Better handling of noncopyable objects and objects with this(this)
via Digitalmars-d
digitalmars-d at puremagic.com
Mon Jun 1 09:40:37 PDT 2015
On Monday, 1 June 2015 at 15:45:11 UTC, Andrei Alexandrescu wrote:
> On 6/1/15 5:50 AM, "Marc =?UTF-8?B?U2Now7x0eiI=?=
> <schuetzm at gmx.net>" wrote:
>> On Monday, 1 June 2015 at 04:43:20 UTC, Andrei Alexandrescu
>> wrote:
>>> FYI I just created
>>> https://issues.dlang.org/show_bug.cgi?id=14638 as
>>> one of possibly several language enhancements to improve
>>> usability of
>>> noncopyable types (most allocators are not copyable) and to
>>> enhance
>>> performance of objects that define this(this). -- Andrei
>>
>> What do "static use" and "dynamic use" mean here?
>
> static = as you read the code
> dynamic = as you run the code
>
>> Also, object with destructors need to have more restrictions:
>>
>> S {
>> ~this();
>> }
>>
>> void foo() {
>> S s;
>> if(condition)
>> bar(s);
>> // <- should we run the destructor here?
>> }
>>
>> This can either be solved by making such cases non-eligible,
>> or by
>> "remembering" whether an object was moved using a hidden
>> boolean
>> variable.

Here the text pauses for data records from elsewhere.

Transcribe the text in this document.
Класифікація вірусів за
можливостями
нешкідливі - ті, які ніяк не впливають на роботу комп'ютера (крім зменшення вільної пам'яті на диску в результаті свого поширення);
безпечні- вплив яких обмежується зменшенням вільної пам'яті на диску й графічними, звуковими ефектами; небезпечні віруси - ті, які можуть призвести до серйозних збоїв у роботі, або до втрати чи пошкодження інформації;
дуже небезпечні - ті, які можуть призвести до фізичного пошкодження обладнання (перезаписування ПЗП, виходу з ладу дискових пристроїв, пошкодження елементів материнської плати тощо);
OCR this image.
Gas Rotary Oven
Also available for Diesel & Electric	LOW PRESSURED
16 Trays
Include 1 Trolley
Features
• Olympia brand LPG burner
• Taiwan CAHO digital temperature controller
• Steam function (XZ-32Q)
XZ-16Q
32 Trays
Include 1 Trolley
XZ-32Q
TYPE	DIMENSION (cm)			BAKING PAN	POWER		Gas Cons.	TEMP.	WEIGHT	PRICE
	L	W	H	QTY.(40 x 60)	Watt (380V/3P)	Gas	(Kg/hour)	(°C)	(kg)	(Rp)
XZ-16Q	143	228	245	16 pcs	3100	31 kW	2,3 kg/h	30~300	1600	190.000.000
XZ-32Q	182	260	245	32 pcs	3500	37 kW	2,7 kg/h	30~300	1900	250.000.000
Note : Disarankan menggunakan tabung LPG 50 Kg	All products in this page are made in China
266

AFAIK the latter is incidentally the solution Rust
>> chose.
>
> This has been solved, we have move which obliterates the source
> with .init.
Huh? What does that have to do with the current topic?
The question is not what should happen when someone does a
conditional _explicit_ move, but whether a move should be done
_implicitly_ by the compiler given the above constellation, and
how it deals with the destructor if yes.